SHARES in merchanting group Grafton jumped after the company said it expects to deliver full-year operating profit at the higher end of market expectations. The stock rose more than 5pc in Dublin, closing up 17 cent at €3.55.
Grafton is likely to deliver an operating profit in the region of €67m for the current financial year.
The company said revenue in the first 10 months of the year climbed to €1.83bn from €1.73bn in the corresponding period last year.
But it added that the translation of sterling revenue, which accounted for 76pc of group revenue in the period, at a more favourable exchange rate to the euro accounted for all of the increase.

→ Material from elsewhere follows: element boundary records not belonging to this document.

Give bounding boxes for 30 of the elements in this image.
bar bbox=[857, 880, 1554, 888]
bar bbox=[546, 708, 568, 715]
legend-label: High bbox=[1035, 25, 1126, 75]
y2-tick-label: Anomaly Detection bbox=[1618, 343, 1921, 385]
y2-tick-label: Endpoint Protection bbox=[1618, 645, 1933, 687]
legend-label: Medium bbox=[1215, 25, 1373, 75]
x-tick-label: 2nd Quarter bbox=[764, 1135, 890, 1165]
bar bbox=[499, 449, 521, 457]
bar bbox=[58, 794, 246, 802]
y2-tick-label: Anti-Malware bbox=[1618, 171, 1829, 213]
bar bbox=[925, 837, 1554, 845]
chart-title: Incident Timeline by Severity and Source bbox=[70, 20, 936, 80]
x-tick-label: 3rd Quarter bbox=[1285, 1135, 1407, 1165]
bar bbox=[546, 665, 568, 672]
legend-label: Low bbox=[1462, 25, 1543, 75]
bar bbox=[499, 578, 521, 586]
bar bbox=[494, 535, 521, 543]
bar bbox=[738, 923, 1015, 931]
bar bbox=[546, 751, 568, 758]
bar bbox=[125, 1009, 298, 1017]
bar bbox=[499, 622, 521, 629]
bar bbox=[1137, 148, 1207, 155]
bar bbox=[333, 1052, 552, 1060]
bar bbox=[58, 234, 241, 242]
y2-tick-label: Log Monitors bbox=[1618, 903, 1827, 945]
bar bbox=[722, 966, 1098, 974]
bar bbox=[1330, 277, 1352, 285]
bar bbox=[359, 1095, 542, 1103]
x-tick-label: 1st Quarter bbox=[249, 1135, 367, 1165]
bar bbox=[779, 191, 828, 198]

Grafton is effectively hunkered down until it sees signs of improving economic conditions in Ireland and the UK. It has significantly pared its cost base over the past few years and said yesterday it has a "good platform" to improve profitability as markets recover from cyclical lows.
The company, which is headed by chief executive Gavin Slark, said sterling turnover at its UK merchanting arm rose 3.6pc in the 10 months to the end of October.
"Trading in September and October saw average daily like-for-like sterling turnover up by 2pc compared to a flat outcome for July and August," it said.
In Ireland, merchanting turnover fell 8.7pc in the period.
Grafton's retail business in Ireland, which includes Woodies and Atlantic Homecare DIY stores, continued to suffer. Turnover at the division slumped 10.1pc in the year to the end of October.
"The rate of decline eased in the July to October period to 6.5pc from 12.4pc in the first half, when demand for seasonal products was, as expected, less affected by adverse weather conditions," said Grafton.
Its four Atlantic Homecare businesses and nine Woodies stores were placed in examinership during the summer as Grafton sought to improve lease terms on a number of units. Another 27 Woodies outlets weren't part of that process.
Davy Stockbrokers said Grafton's update was positive, despite the unfavourable operating backdrop.